With temperatures as low as zero Fahrenheit, the demand for heating is growing, mitigated only by declining industrial production. Ukraine used to pay for gas way below Europe’s market prices, while Kiev is trying to deny Russian accusations of siphoning off gas earmarked for the Europeans. But Moscow’s demands go beyond greed.

The crisis is about more than gas, though. Ukraine is a key energy transit state. Moscow is also signaling the Ukrainians, Europe and the United States that Ukraine should remain within the Russian sphere of influence, and NATO is a no-no.

The crisis demonstrates Europe’s strategic dependence on Russian gas. In the long term, the situation must change, to keep Europe from falling hostage to Russia.

Russia has long used energy as a geopolitical weapon. And Ukraine left itself vulnerable by failing to diversify its energy basket away from the cheap Russian gas, clean up corruption, and modernize its own energy sector. Today, Ukraine consumes as much energy as Germany, but produces only 10 percent of German GDP.

Worse, Kiev failed to develop a coherent policy toward its Russian supplier. This is because shady intermediaries, like Swiss-based RosUkrEnergo, in charge of sales of the Russian and Turkmen gas, allegedly greased palms of senior officials in both countries until October of 2008.

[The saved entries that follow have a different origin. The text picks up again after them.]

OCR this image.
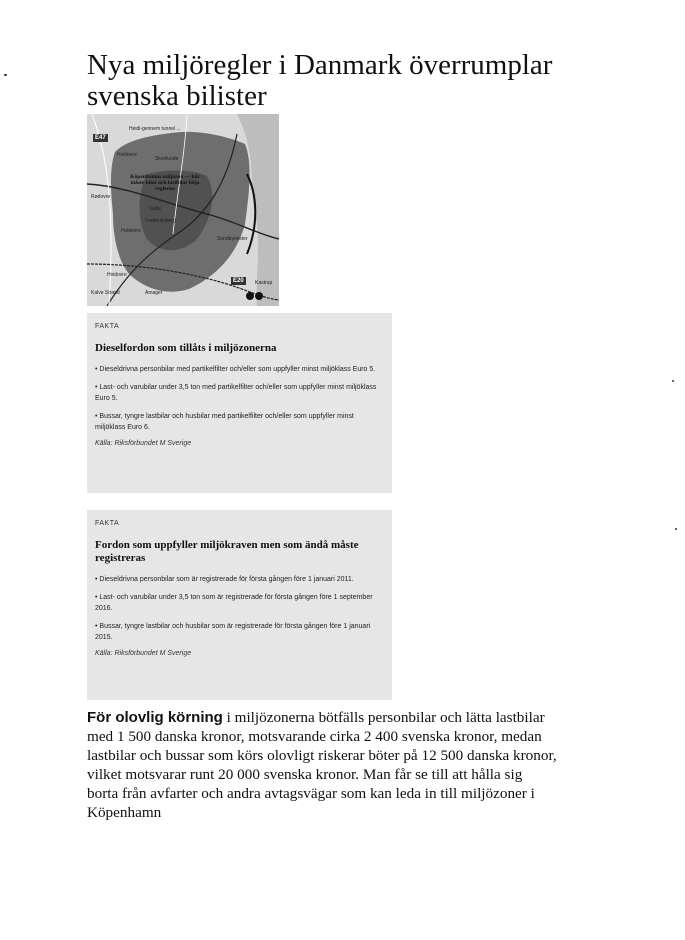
Nya miljöregler i Danmark överrumplar svenska bilister
E47
E20
Heidi-gennem tunnel ...
Hvidovre
Skovlunde
Rødovre
Köpenhamns miljözon — här måste bilar och lastbilar följa reglerna
Valby
Frederiksberg
Hvidovre
Sundbyvester
Hvidovre
Kalve Strand	Amager
Kastrup

FAKTA

Dieselfordon som tillåts i miljözonerna

• Dieseldrivna personbilar med partikelfilter och/eller som uppfyller minst miljöklass Euro 5.

• Last- och varubilar under 3,5 ton med partikelfilter och/eller som uppfyller minst miljöklass Euro 5.

• Bussar, tyngre lastbilar och husbilar med partikelfilter och/eller som uppfyller minst miljöklass Euro 6.

Källa: Riksförbundet M Sverige

FAKTA

Fordon som uppfyller miljökraven men som ändå måste registreras

• Dieseldrivna personbilar som är registrerade för första gången före 1 januari 2011.

• Last- och varubilar under 3,5 ton som är registrerade för första gången före 1 september 2016.

• Bussar, tyngre lastbilar och husbilar som är registrerade för första gången före 1 januari 2015.

Källa: Riksförbundet M Sverige

För olovlig körning i miljözonerna bötfälls personbilar och lätta lastbilar med 1 500 danska kronor, motsvarande cirka 2 400 svenska kronor, medan lastbilar och bussar som körs olovligt riskerar böter på 12 500 danska kronor, vilket motsvarar runt 20 000 svenska kronor. Man får se till att hålla sig borta från avfarter och andra avtagsvägar som kan leda in till miljözoner i Köpenhamn
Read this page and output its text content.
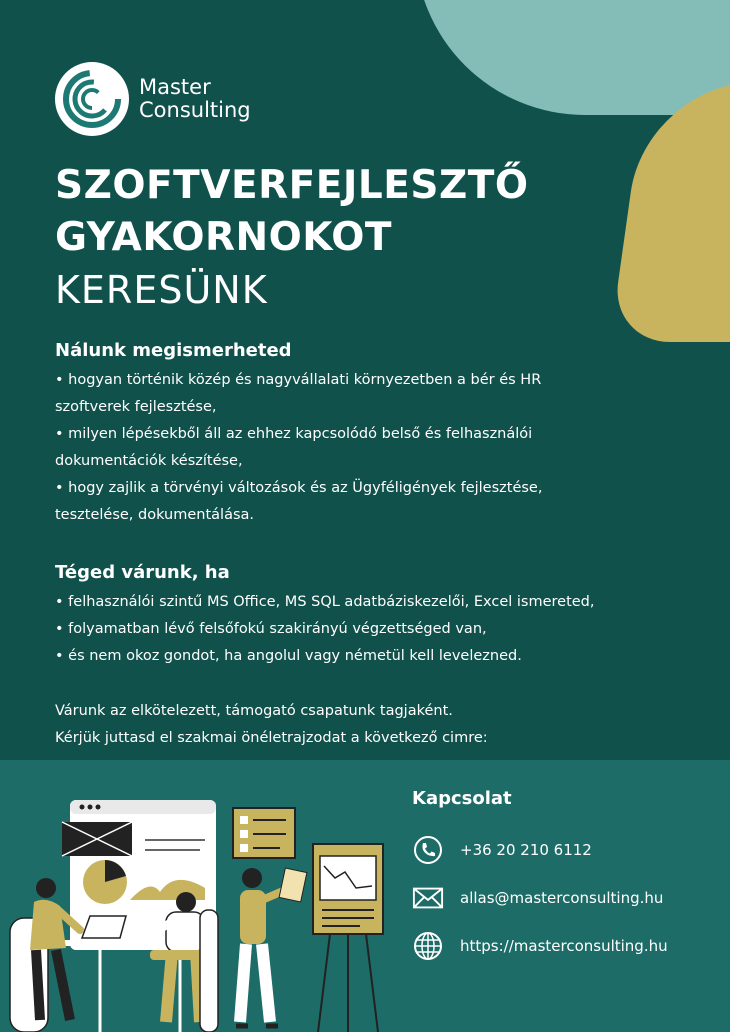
Master
Consulting
SZOFTVERFEJLESZTŐ
GYAKORNOKOT
KERESÜNK
Nálunk megismerheted

• hogyan történik közép és nagyvállalati környezetben a bér és HR

szoftverek fejlesztése,

• milyen lépésekből áll az ehhez kapcsolódó belső és felhasználói

dokumentációk készítése,

• hogy zajlik a törvényi változások és az Ügyféligények fejlesztése,

tesztelése, dokumentálása.

Téged várunk, ha

• felhasználói szintű MS Office, MS SQL adatbáziskezelői, Excel ismereted,

• folyamatban lévő felsőfokú szakirányú végzettséged van,

• és nem okoz gondot, ha angolul vagy németül kell levelezned.

Várunk az elkötelezett, támogató csapatunk tagjaként.

Kérjük juttasd el szakmai önéletrajzodat a következő cimre:

Kapcsolat
+36 20 210 6112
allas@masterconsulting.hu
https://masterconsulting.hu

The Ukrainian state-owned energy sector remains corrupt, overly politicized, and mismanaged, regardless of who’s in power in Kiev.

Europe has left itself vulnerable by relying too much on Russian energy. The European Union and individual capitals have failed to develop, coordinate and implement effective policy that could have prevented the current predicament.

While Europe’s domestic gas production is in decline, the demand is likely to rise for the next two decades. Gazprom provides EU members with more than a quarter of its gas.

Around 80 percent of Europe’s gas imports from Russia travel through Ukrainian pipelines. And some European countries are entirely dependent on Russian gas.

The Kremlin uses this dependence as a foreign policy tool to apply pressure against states that would adopt policies counter to Russia’s national interests. Moscow has threatened or cut off supplies to a number of countries over the last seven years.